Lawlor held discussions with the Ombudsman, members of Parliament, prosecutors, the Supreme Court and representatives of the international community. She also visited a pre-trial detention center and met human rights defenders there. Although her request to visit the GBAO was denied, she was able to visit prisoners elsewhere in the country. The Special Rapporteur will present a full report on her visit to the Human Rights Council in March 2024.
She concluded the two-week visit to Tajikistan by urging its government to “eliminate the intense atmosphere of fear” in the post-Soviet Central Asian republic. After meetings with activists and officials including lawmakers, judges, and prosecutors, she called on President Emomali Rahmon and other officials to treat human rights activists as “partners, not enemies.”
She contended that repression in the country was growing after authorities followed up a lethal military operation in the GBAO with military sweeps and arrests in an area where ethnic Pamiri minorities form the bulk of the 250,000 population. Lawlor also cited local journalists, saying that it was now more difficult to be a journalist in Tajikistan than during the country’s brutal civil war in the 1990s.

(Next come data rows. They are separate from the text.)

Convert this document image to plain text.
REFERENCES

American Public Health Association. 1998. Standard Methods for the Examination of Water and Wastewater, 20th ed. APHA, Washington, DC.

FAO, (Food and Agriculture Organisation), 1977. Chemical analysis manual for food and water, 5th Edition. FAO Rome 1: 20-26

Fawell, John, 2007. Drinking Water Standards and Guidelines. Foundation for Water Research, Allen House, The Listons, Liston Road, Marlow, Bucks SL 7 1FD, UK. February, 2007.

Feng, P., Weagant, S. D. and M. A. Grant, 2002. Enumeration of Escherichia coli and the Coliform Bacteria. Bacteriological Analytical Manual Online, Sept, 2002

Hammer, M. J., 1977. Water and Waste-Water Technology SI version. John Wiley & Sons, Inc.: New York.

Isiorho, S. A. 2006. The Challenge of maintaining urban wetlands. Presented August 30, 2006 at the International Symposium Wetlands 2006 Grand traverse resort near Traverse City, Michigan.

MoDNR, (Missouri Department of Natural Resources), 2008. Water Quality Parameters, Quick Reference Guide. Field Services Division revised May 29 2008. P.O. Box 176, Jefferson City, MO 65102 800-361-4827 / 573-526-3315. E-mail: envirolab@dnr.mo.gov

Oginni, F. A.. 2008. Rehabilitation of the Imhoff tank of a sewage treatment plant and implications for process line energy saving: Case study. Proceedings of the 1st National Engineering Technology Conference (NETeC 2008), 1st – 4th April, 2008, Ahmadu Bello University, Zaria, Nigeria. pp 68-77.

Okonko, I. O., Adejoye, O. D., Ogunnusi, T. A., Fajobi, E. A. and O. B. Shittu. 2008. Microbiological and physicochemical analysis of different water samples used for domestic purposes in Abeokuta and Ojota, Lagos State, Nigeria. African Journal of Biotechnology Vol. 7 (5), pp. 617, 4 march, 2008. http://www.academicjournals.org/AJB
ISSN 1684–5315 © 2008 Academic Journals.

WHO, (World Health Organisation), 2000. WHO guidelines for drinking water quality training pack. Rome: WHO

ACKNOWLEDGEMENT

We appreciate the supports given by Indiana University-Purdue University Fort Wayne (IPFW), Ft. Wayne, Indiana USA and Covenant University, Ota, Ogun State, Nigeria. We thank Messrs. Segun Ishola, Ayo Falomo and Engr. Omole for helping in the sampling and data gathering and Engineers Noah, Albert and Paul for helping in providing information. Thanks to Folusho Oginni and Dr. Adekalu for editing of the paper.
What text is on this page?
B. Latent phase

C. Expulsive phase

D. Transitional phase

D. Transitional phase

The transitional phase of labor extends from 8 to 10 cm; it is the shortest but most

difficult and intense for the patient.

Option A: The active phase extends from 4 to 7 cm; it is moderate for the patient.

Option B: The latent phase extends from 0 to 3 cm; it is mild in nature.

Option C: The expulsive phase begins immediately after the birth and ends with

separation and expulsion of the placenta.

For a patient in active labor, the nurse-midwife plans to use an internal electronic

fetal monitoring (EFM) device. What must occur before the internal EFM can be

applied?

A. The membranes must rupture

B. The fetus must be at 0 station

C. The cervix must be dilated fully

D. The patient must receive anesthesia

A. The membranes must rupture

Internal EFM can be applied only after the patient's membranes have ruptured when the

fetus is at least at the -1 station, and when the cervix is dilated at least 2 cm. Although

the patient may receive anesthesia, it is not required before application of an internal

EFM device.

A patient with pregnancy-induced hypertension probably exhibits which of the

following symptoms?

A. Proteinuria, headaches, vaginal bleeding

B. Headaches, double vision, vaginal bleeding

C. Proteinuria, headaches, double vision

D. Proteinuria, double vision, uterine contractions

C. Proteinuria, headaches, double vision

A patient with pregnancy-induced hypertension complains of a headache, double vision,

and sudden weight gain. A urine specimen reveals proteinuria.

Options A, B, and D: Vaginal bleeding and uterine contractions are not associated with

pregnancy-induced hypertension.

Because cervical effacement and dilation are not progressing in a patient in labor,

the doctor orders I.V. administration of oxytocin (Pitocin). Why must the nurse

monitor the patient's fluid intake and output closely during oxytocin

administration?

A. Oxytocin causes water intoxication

“Lawyers, journalists and others are being targeted for their human rights work. They have been confronted with a range of difficulties ranging from onerous administrative burdens, to harassment, threats, criminalization, closed unfair trials and imprisonment,” said Lawlor.
Tajikistan authorities have for years waged war on the opposition, civil activists, journalists, and anyone brave enough to defend them. Even with a top United Nations rights expert visiting Dushanbe, Tajik authorities did not take a break and wrapped up their latest harsh bout of repression. Among at least six convictions handed out to activists during Lawlor’s visit were a 21-year prison sentence for prominent civic leader Ulfatkhonim Mamadshoeva and 15- and 30-year terms, respectively, for lawyers Manuchehr Kholiknazarov and Faromuz Irgashev.
“Above: University of Oxford Podcasts, Asian Studies Centre – Steve Swerdlow, Neil Clarke, Syinat Sultanalieva discuss human rights violations in Tajikistan, chaired by Faisal Devji.”
Steve Swerdlow, a longtime observer of Tajikistan and associate professor of human rights at the University of Southern California, said that Lawlor’s “fiery, clear-eyed press conference” concluding her visit “contrasted strongly with the increasingly muted response” on Tajikistan’s ongoing “parade of horrors” from Western governments and international organizations. That the rash of sentences were handed down while Lawlor was in the Tajik capital “further illustrates the near total impunity with which Tajik President Emomali Rahmon now rules,” Swerdlow said.